Outra forma de limitação a esses direitos pode ocorrer como sanção ao

descumprimento dos deveres do preso. O artigo 41 da Lei n. 7.210/84 (LEP) estabelece que

mediante ato motivado do Juízo ou do diretor do estabelecimento prisional, dependendo do

caso, os direitos do preso poderão ser suspensos11.

Com relação aos deveres do preso, o artigo 38 da Lei n. 7.210/84 dispõe que o

condenado deve se submeter às normas de execução da pena. O descumprimento desses

deveres por parte do condenado pode configurar falta, a qual pode ser punida

administrativamente no exercício do poder sancionador da administração penitenciária. Nesse

caso, deverão ser observados os princípios da legalidade, da proibição bis in idem, da

culpabilidade, da proporcionalidade e da oportunidade12.
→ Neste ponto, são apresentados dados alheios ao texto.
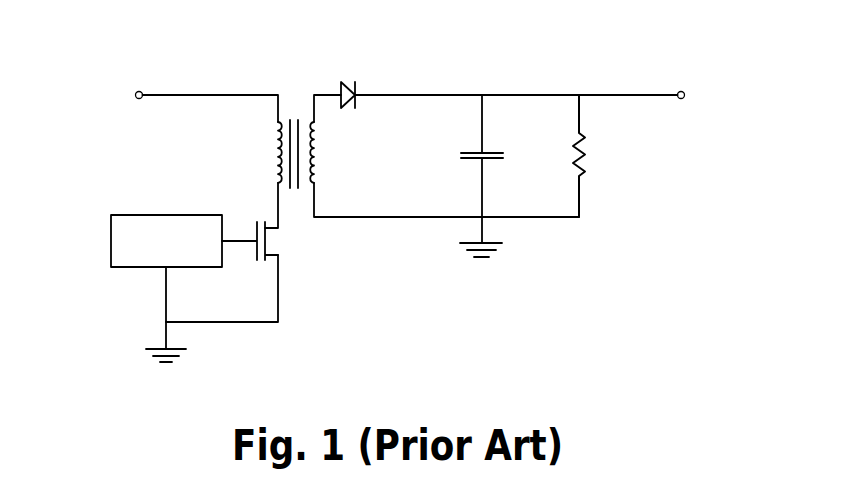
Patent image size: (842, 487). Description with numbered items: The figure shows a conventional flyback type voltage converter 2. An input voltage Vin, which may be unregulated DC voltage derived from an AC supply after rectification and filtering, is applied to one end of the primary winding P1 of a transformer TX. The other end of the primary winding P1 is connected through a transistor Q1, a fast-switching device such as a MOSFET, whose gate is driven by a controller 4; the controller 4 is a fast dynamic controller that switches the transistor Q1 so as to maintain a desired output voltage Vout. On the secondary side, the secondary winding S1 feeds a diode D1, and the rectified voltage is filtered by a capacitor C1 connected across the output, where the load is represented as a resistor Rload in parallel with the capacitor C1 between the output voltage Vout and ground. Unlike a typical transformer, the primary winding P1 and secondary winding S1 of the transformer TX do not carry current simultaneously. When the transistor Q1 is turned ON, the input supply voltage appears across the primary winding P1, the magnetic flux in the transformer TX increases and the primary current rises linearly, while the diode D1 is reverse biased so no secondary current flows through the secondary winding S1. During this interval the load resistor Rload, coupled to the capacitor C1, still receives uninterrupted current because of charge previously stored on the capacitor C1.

The converter 2 is at (287, 67).
The controller 4 is at (166, 215).
The transformer TX is at (294, 165).
The primary winding P1 is at (261, 152).
The secondary winding S1 is at (329, 152).
The diode D1 is at (347, 80).
The capacitor C1 is at (465, 169).
The resistor Rload is at (609, 156).
The transistor Q1 is at (262, 241).
The input voltage Vin is at (186, 103).
The output voltage Vout is at (545, 95).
3 – REGIME DISCIPLINAR DIFERENCIADO – RDD

Em síntese, pode-se definir o Regime Disciplinar Diferenciado (RDD) como um

conjunto de regras rígidas que orienta o cumprimento de pena privativa de liberdade do réu já

condenado ou a custódia do preso provisório, podendo tal instituto assumir a função punitiva

(art. 52, caput e incisos, da Lei 7.210/84), ou cautelar (art. 52, §§ 1° e 2°, do mesmo diploma

legal)13.

10 Ibid, p. 101-116. 11 Ibid, p.101-116. 12 Ibid, p. 101-116. 13 MAGALHÃES, Vlamir Costa. Breves notas sobre o RDD. Disponível em: <www4.jfrj.jus.br>. Acesso em: 28 ago. 2011.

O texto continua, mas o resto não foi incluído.